São cada vez mais os Estados que legalizaram o consumo da canábis. O Canadá foi o primeiro dos países do G7 a fazê-lo e por todo o mundo circularam as imagens de quem festejou essa decisão com bandeiras onde a folha dessa planta substituía a folha de ácer da bandeira nacional. Por ocasião das últimas eleições de midterm, um referendo no Estado do Michigan, e apesar da clara oposição de várias forças da sociedade civil (entre elas a Igreja Católica), fez com que este se juntasse aos outros nove Estados norte-americanos (onde se inclui a rica e populosa Califórnia) onde já vigora tal regime. A legalização do consumo da canábis para fins terapêuticos (que vigora num número maior de Estados) têm-se revelado como uma etapa prévia da legalização do consumo para fins recreativos e estudos vários revelam que a legalização do consumo para fins terapêuticos (cuja justificação também não deixa de ser controversa) faz incrementar, na prática, o consumo para fins recreativos (vejam-se o livro de Ed. Gogek Marijuana debunked, Chiron Publications, e um estudo de Junho de 2017, da Jama Psichiatry). Não é de admirar que esta vaga também venha a atingir Portugal (onde já foi aprovada a legalização do consumo da canábis para fins terapêuticos).         

Os defensores da legalização do consumo da canábis invocam um princípio geral de respeito pela autonomia individual e o propósito de contrariar e eliminar o mercado clandestino, dominado por associações criminosas. Os níveis de consumo não aumentariam, seriam apenas transferidos do mercado clandestino para um mercado legal e controlado.

No entanto, a experiência, já de alguns anos, dos Estados norte-americanos que legalizaram o consumo da canábis para fins recreativos, como o Colorado, demonstra claramente que esse propósito não foi atingido. Uma experiência que foi invocada (sem êxito, porém) pelos que agora se opuseram à proposta em discussão no Michigan (veja-se o sítio www.healthyandproducitvemi.org). Na verdade, neste período aumentou enormemente o consumo dessa substância, aumentaram as hospitalizações devidas a doenças mentais desencadeadas por esse consumo, e também a criminalidade e os acidentes com ele relacionados. O mercado clandestino não desapareceu, desde logo porque proporciona preços mais baixos, livres de impostos. Também cresceu o consumo (ilegal) por parte de crianças e adolescentes.
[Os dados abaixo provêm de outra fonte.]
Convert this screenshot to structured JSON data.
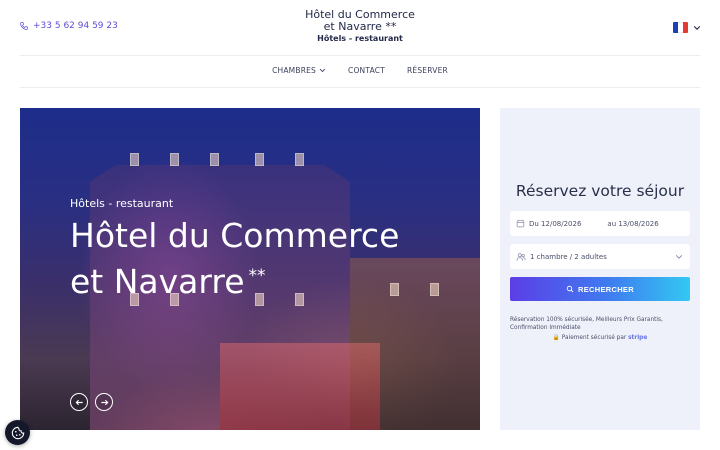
{
  "header": {
    "phone": "+33 5 62 94 59 23",
    "hotel_name_line1": "Hôtel du Commerce",
    "hotel_name_line2": "et Navarre  **",
    "hotel_type": "Hôtels - restaurant",
    "language_flag": "france-flag",
    "flag_colors": [
      "#1f3fb5",
      "#ffffff",
      "#e53935"
    ]
  },
  "nav": {
    "items": [
      {
        "label": "CHAMBRES",
        "has_dropdown": true
      },
      {
        "label": "CONTACT"
      },
      {
        "label": "RÉSERVER"
      }
    ]
  },
  "hero": {
    "tagline": "Hôtels - restaurant",
    "title_line1": "Hôtel du Commerce",
    "title_line2": "et Navarre",
    "stars": "**",
    "prev_icon": "arrow-left-icon",
    "next_icon": "arrow-right-icon"
  },
  "booking": {
    "heading": "Réservez votre séjour",
    "date_from": "Du 12/08/2026",
    "date_to": "au 13/08/2026",
    "guests": "1 chambre / 2 adultes",
    "search_label": "RECHERCHER",
    "note": "Réservation 100% sécurisée, Meilleurs Prix Garantis, Confirmation Immédiate",
    "secure_text": "Paiement sécurisé par",
    "secure_brand": "stripe",
    "accent_gradient": [
      "#5b3ee6",
      "#3f7cf0",
      "#33c8f2"
    ]
  },
  "cookie": {
    "icon": "cookie-settings-icon"
  }
}
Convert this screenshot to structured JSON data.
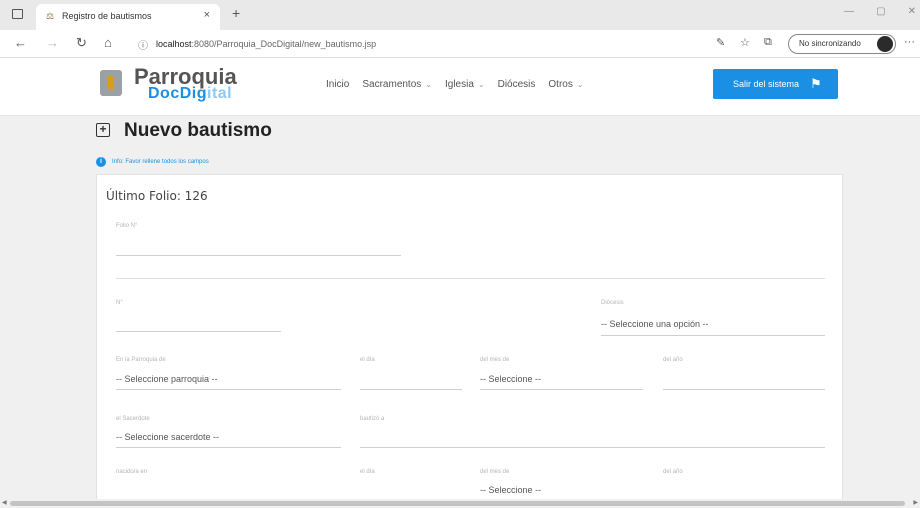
{
  "browser": {
    "tab_title": "Registro de bautismos",
    "tab_close": "×",
    "new_tab": "+",
    "url_host": "localhost",
    "url_path": ":8080/Parroquia_DocDigital/new_bautismo.jsp",
    "profile_label": "No sincronizando",
    "window_minimize": "—",
    "window_restore": "▢",
    "window_close": "✕"
  },
  "header": {
    "logo_title": "Parroquia",
    "logo_sub_strong": "DocDig",
    "logo_sub_light": "ital",
    "nav": [
      {
        "label": "Inicio",
        "dropdown": false
      },
      {
        "label": "Sacramentos",
        "dropdown": true
      },
      {
        "label": "Iglesia",
        "dropdown": true
      },
      {
        "label": "Diócesis",
        "dropdown": false
      },
      {
        "label": "Otros",
        "dropdown": true
      }
    ],
    "exit_button": "Salir del sistema"
  },
  "page": {
    "title": "Nuevo bautismo",
    "info_text": "Info: Favor rellene todos los campos",
    "folio": "Último Folio: 126"
  },
  "form": {
    "folio_label": "Folio N°",
    "num_label": "N°",
    "diocesis_label": "Diócesis",
    "diocesis_value": "-- Seleccione una opción --",
    "parroquia_label": "En la Parroquia de",
    "parroquia_value": "-- Seleccione parroquia --",
    "dia_label": "el día",
    "mes_label": "del mes de",
    "mes_value": "-- Seleccione --",
    "anio_label": "del año",
    "sacerdote_label": "el Sacerdote",
    "sacerdote_value": "-- Seleccione sacerdote --",
    "bautizo_label": "bautizó a",
    "nacido_label": "nacido/a en",
    "dia2_label": "el día",
    "mes2_label": "del mes de",
    "mes2_value": "-- Seleccione --",
    "anio2_label": "del año"
  },
  "colors": {
    "accent": "#1a8fe3",
    "page_bg": "#f0f0f0",
    "card_bg": "#ffffff"
  },
  "icons": [
    "window-icon",
    "tab-favicon",
    "back-icon",
    "forward-icon",
    "reload-icon",
    "home-icon",
    "info-icon",
    "read-aloud-icon",
    "favorite-icon",
    "collections-icon",
    "avatar",
    "more-icon",
    "logo-icon",
    "exit-icon",
    "plus-square-icon"
  ]
}
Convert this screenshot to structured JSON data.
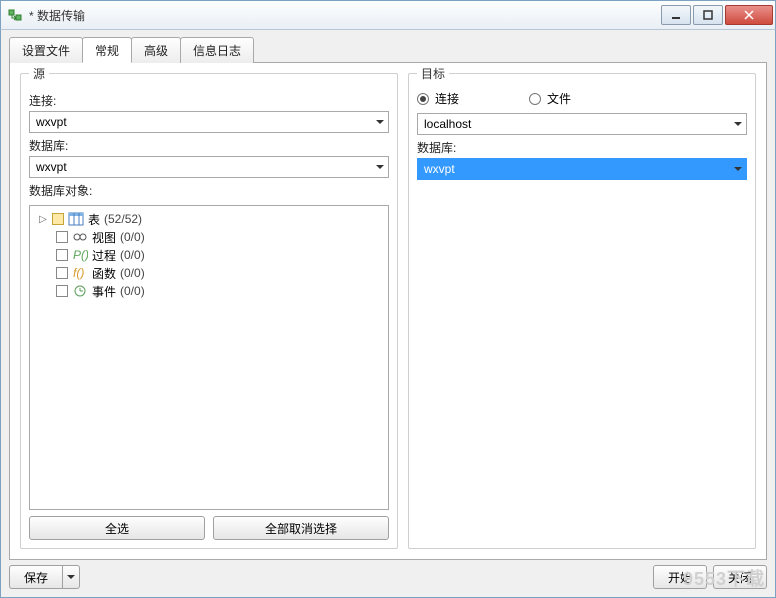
{
  "window": {
    "title": "* 数据传输"
  },
  "tabs": {
    "set_file": "设置文件",
    "general": "常规",
    "advanced": "高级",
    "log": "信息日志",
    "active": "general"
  },
  "source": {
    "legend": "源",
    "conn_label": "连接:",
    "conn_value": "wxvpt",
    "db_label": "数据库:",
    "db_value": "wxvpt",
    "objects_label": "数据库对象:",
    "tree": {
      "tables": {
        "label": "表",
        "count": "(52/52)"
      },
      "views": {
        "label": "视图",
        "count": "(0/0)"
      },
      "procs": {
        "label": "过程",
        "count": "(0/0)"
      },
      "funcs": {
        "label": "函数",
        "count": "(0/0)"
      },
      "events": {
        "label": "事件",
        "count": "(0/0)"
      }
    },
    "select_all": "全选",
    "deselect_all": "全部取消选择"
  },
  "target": {
    "legend": "目标",
    "radio_conn": "连接",
    "radio_file": "文件",
    "selected_radio": "conn",
    "conn_value": "localhost",
    "db_label": "数据库:",
    "db_value": "wxvpt"
  },
  "footer": {
    "save": "保存",
    "start": "开始",
    "close": "关闭"
  },
  "watermark": "9553下载"
}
Mais do que a fenómenos localizados, assistimos a uma verdadeira corrida a oportunidades de negócio que atraem grande empresas. Estas mobilizam-se em ações de lobbying a favor da legalização e captam investidores na perspetiva de astonómicos ganhos futuros. No Canadá são mais de uma centena as empresas deste ramo cotadas na bolsa e as cinco maiores viram a sua cotação multiplicada por dez. Na Califórnia as starups deste ramo viram duplicar o seu volume de negócios no último ano. Na expressão do jornalista italiano Pietro Saccó (em Avvenire de 14 de outubro de 2018), este é «o investimento predileto da finança menos escrupulosa». Não sei se políticos que se afirmam “progressistas” pensam nestas consequências da legalização do consumo de canábis quando a propõem…

Porque nenhuma pessoa é uma ilha isolada, o consumo de qualquer droga não deixa de ter repercussões sociais. Não tem sentido invocar a liberdade pessoal quando esta liberdade acaba por ser a principal vítima da dependência que qualquer droga provoca. Legalizar o consumo de droga envolve sempre uma mensagem de permissividade que contraria qualquer esforço pedagógico de limitação o seu consumo e que também explica a continuação ou aumento do consumo clandestino. E não se compreende que as limitações do consumo de droga e álcool, em que políticas de saúde pública se têm empenhado tanto nos últimos anos, sejam agora frontalmente contrariadas por políticas de legalização do consumo da canábis.